Marshall Crenshaw Covers a Michel Pagliaro Goodie: Premiere

Tom Schierlitz
Marshall Crenshaw

Michel Pagliaro's 1975 single "What the Hell I Got" wasn't exactly a worldwide smash. But it was played on Windsor, Ont.'s powerful CKLW-AM and blasted across the Detroit River, where Marshall Crenshaw fell in love with the track. Now, he's recorded a new version, premiering exclusively below, as a bonus track for the upcoming reissue of his 1996 album Miracle of Science.

"It was huge in Canada, and I always liked it," Crenshaw tells Billboard about the song. "Michel recorded mostly in French over the years and got a couple of English language songs on CKLW. I just got this notion one day to record it -- 'What the hell, I like that thing,' and that was it."

Pagliaro was nominated for a Juno Award for male vocalist of the year the same year "What the Hell I Got" came out. He received a national achievement award at the Francophone SOCAN Awards in 2002 and a governor general's performing arts award for lifetime artistic achievement six years later.

The new edition of Miracle of Science, coming out Jan. 17, launches a reissue series of the five albums Crenshaw released for Razor & Tie Records between 1994-2003. Sporting a new cover and coming out on Crenshaw's own Shiny-Tone label via Megaforce, Miracle of Science has been remastered and is, for the first time ever, being issued on vinyl with a new analog master tape created by Crenshaw. "We tracked some of it on analog multi-track down in Nashville but we never had any mixes printed to analog tape," Crenshaw recalls. "So I just took some DAT tapes to the studio and made an acetate.
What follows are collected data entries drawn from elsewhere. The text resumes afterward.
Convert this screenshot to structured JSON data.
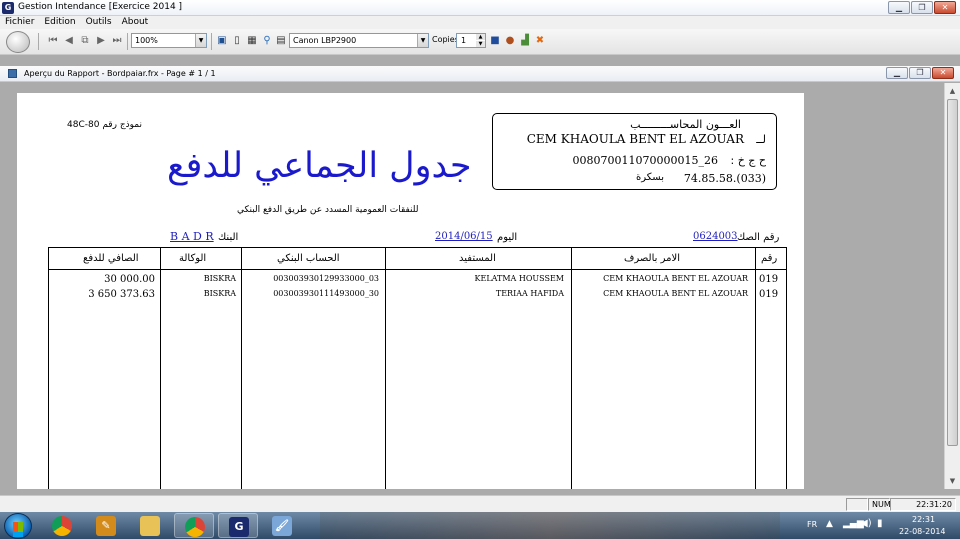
{
  "window": {
    "app_icon": "G",
    "title": "Gestion Intendance [Exercice  2014 ]",
    "buttons": [
      "minimize-icon",
      "restore-icon",
      "close-icon"
    ]
  },
  "menu": [
    "Fichier",
    "Edition",
    "Outils",
    "About"
  ],
  "toolbar": {
    "zoom": "100%",
    "printer": "Canon LBP2900",
    "copies_label": "Copies",
    "copies_value": "1"
  },
  "preview": {
    "title": "Aperçu du Rapport - Bordpaiar.frx - Page # 1 / 1"
  },
  "report": {
    "model": "نموذج رقم 80-48C",
    "accountant_title": "العـــون المحاســـــــــب",
    "accountant_prefix": "لــ",
    "accountant_name": "CEM KHAOULA BENT  EL AZOUAR",
    "account_prefix": "ح ج خ :",
    "account_no": "008070011070000015_26",
    "phone": "(033).74.85.58",
    "city": "بسكرة",
    "title": "جدول الجماعي للدفع",
    "subtitle": "للنفقات العمومية المسدد عن طريق الدفع البنكي",
    "cheque_label": "رقم الصك",
    "cheque_value": "0624003",
    "date_label": "اليوم",
    "date_value": "2014/06/15",
    "bank_label": "البنك",
    "bank_value": "B A D R",
    "columns": {
      "num": "رقم",
      "ordonnateur": "الامر بالصرف",
      "beneficiaire": "المستفيد",
      "compte": "الحساب البنكي",
      "agence": "الوكالة",
      "net": "الصافي للدفع"
    },
    "rows": [
      {
        "num": "019",
        "ordonnateur": "CEM KHAOULA BENT  EL AZOUAR",
        "beneficiaire": "KELATMA HOUSSEM",
        "compte": "003003930129933000_03",
        "agence": "BISKRA",
        "net": "30 000.00"
      },
      {
        "num": "019",
        "ordonnateur": "CEM KHAOULA BENT  EL AZOUAR",
        "beneficiaire": "TERIAA HAFIDA",
        "compte": "003003930111493000_30",
        "agence": "BISKRA",
        "net": "3 650 373.63"
      }
    ]
  },
  "status": {
    "num": "NUM",
    "time": "22:31:20"
  },
  "taskbar": {
    "lang": "FR",
    "clock_time": "22:31",
    "clock_date": "22-08-2014",
    "g_icon": "G"
  }
}
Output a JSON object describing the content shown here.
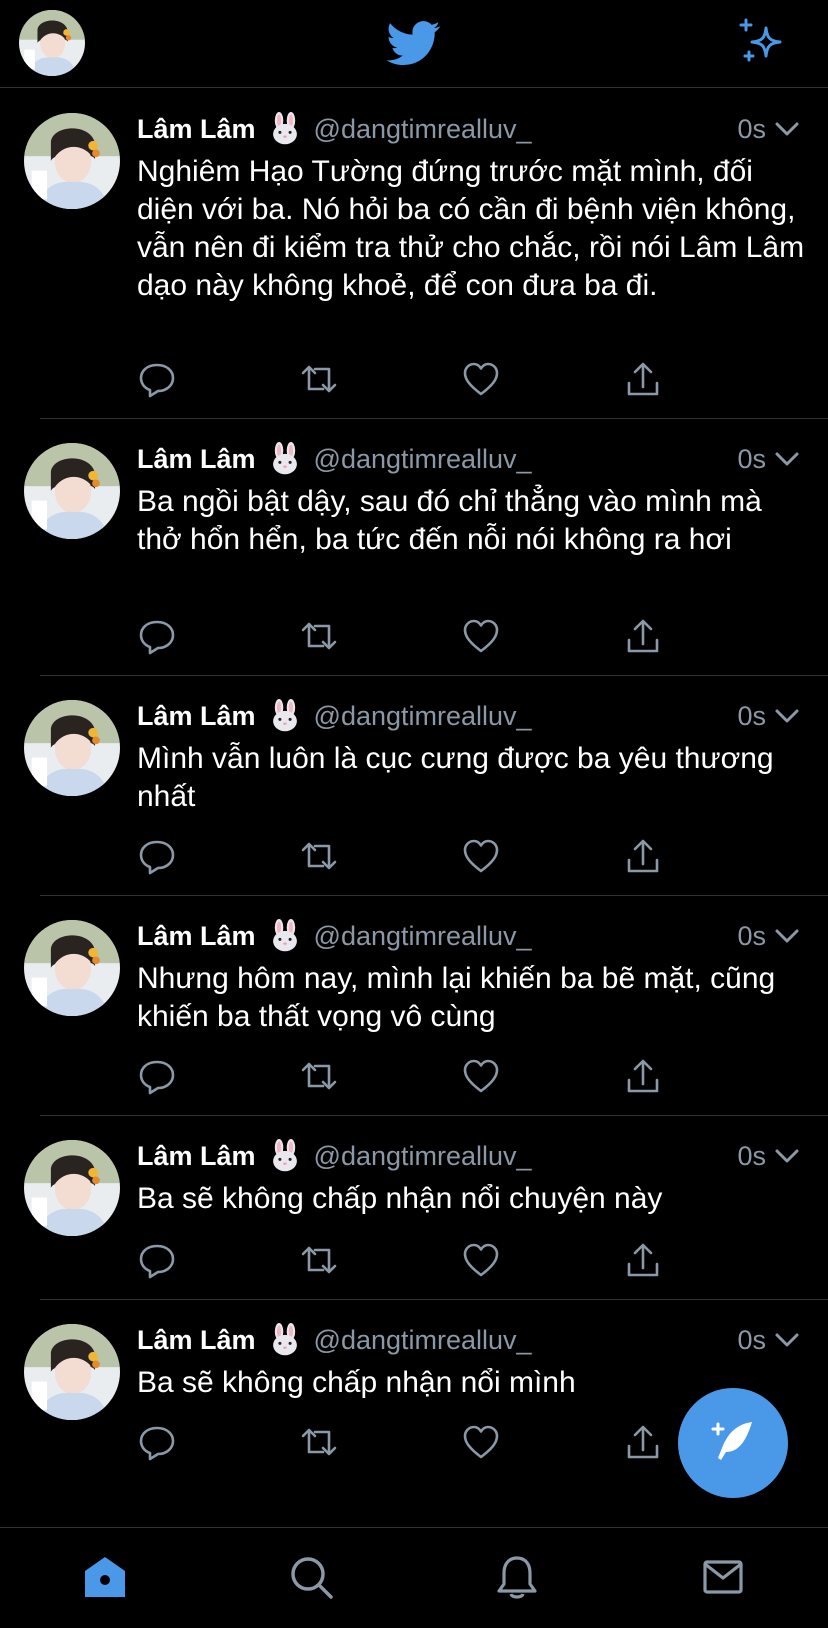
{
  "colors": {
    "accent": "#4a99e9",
    "background": "#000000",
    "secondary_text": "#8b98a5",
    "divider": "#2f3336"
  },
  "header": {
    "avatar_icon": "profile-avatar",
    "logo_icon": "twitter-bird-icon",
    "action_icon": "sparkle-icon"
  },
  "tweets": [
    {
      "name": "Lâm Lâm",
      "emoji": "rabbit-face-icon",
      "handle": "@dangtimrealluv_",
      "time": "0s",
      "text": "Nghiêm Hạo Tường đứng trước mặt mình, đối diện với ba. Nó hỏi ba có cần đi bệnh viện không, vẫn nên đi kiểm tra thử cho chắc, rồi nói Lâm Lâm dạo này không khoẻ, để con đưa ba đi."
    },
    {
      "name": "Lâm Lâm",
      "emoji": "rabbit-face-icon",
      "handle": "@dangtimrealluv_",
      "time": "0s",
      "text": "Ba ngồi bật dậy, sau đó chỉ thẳng vào mình mà thở hổn hển, ba tức đến nỗi nói không ra hơi"
    },
    {
      "name": "Lâm Lâm",
      "emoji": "rabbit-face-icon",
      "handle": "@dangtimrealluv_",
      "time": "0s",
      "text": "Mình vẫn luôn là cục cưng được ba yêu thương nhất"
    },
    {
      "name": "Lâm Lâm",
      "emoji": "rabbit-face-icon",
      "handle": "@dangtimrealluv_",
      "time": "0s",
      "text": "Nhưng hôm nay, mình lại khiến ba bẽ mặt, cũng khiến ba thất vọng vô cùng"
    },
    {
      "name": "Lâm Lâm",
      "emoji": "rabbit-face-icon",
      "handle": "@dangtimrealluv_",
      "time": "0s",
      "text": "Ba sẽ không chấp nhận nổi chuyện này"
    },
    {
      "name": "Lâm Lâm",
      "emoji": "rabbit-face-icon",
      "handle": "@dangtimrealluv_",
      "time": "0s",
      "text": "Ba sẽ không chấp nhận nổi mình"
    }
  ],
  "tweet_actions": [
    "reply-icon",
    "retweet-icon",
    "like-icon",
    "share-icon"
  ],
  "fab": {
    "icon": "compose-tweet-icon"
  },
  "bottom_nav": [
    {
      "icon": "home-icon",
      "active": true
    },
    {
      "icon": "search-icon",
      "active": false
    },
    {
      "icon": "notifications-icon",
      "active": false
    },
    {
      "icon": "messages-icon",
      "active": false
    }
  ]
}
There's always a difference when you get something on analog. It just kind of smooths it out. Some people don't like to do that, but I think it sounds great."

Crenshaw also took some license to "re-address" some of the album's other tracks while he was working on the tapes. "If Francis Coppola can fool around with Apocalypse Now, I can fool around with Miracle of Science, right?" he notes. Mostly, however, he's happy to have the Razor & Tie titles coming back into active circulation.

"It was quite a bit different from the first part of my career, when I was recording for major labels (Warner Bros. and MCA)," he notes. "There was no A&R department at Razor & Tie, so I was my own A&R department. I was completely autonomous. I think it worked out really well; I think the Razor & Tie records are really solid, artistically, so it worked out better for me, I think, being on my own." There's no schedule yet for the other albums, including the live My Truck is My Home (1994), the demos set The 9 Volt Years (1998), #447 (1999) and What's in the Bag? (2003). "We'll put things out when we want to put them out," Crenshaw says. "There's no set schedule or anything like that."

In the meantime he's busy developing a documentary about the late record producer Tom Wilson and touring with the Smithereens, who he's hoping will record some new material in the near future.

"They want to do it, and they have two really good songwriters," Crenshaw says. "I'm not going to be the one who drives the writing. My attitude is that to make it authentically a Smithereens record they should write most of it and get (producer) Don Dixon to help, since he's a big part of their story. I'd just like to be one of the participants; Whatever I can do or they want me to do, I will. I really like this whole thing. They're great people and it's fun, and anything with that loud rock n' roll band is really good for my spirit."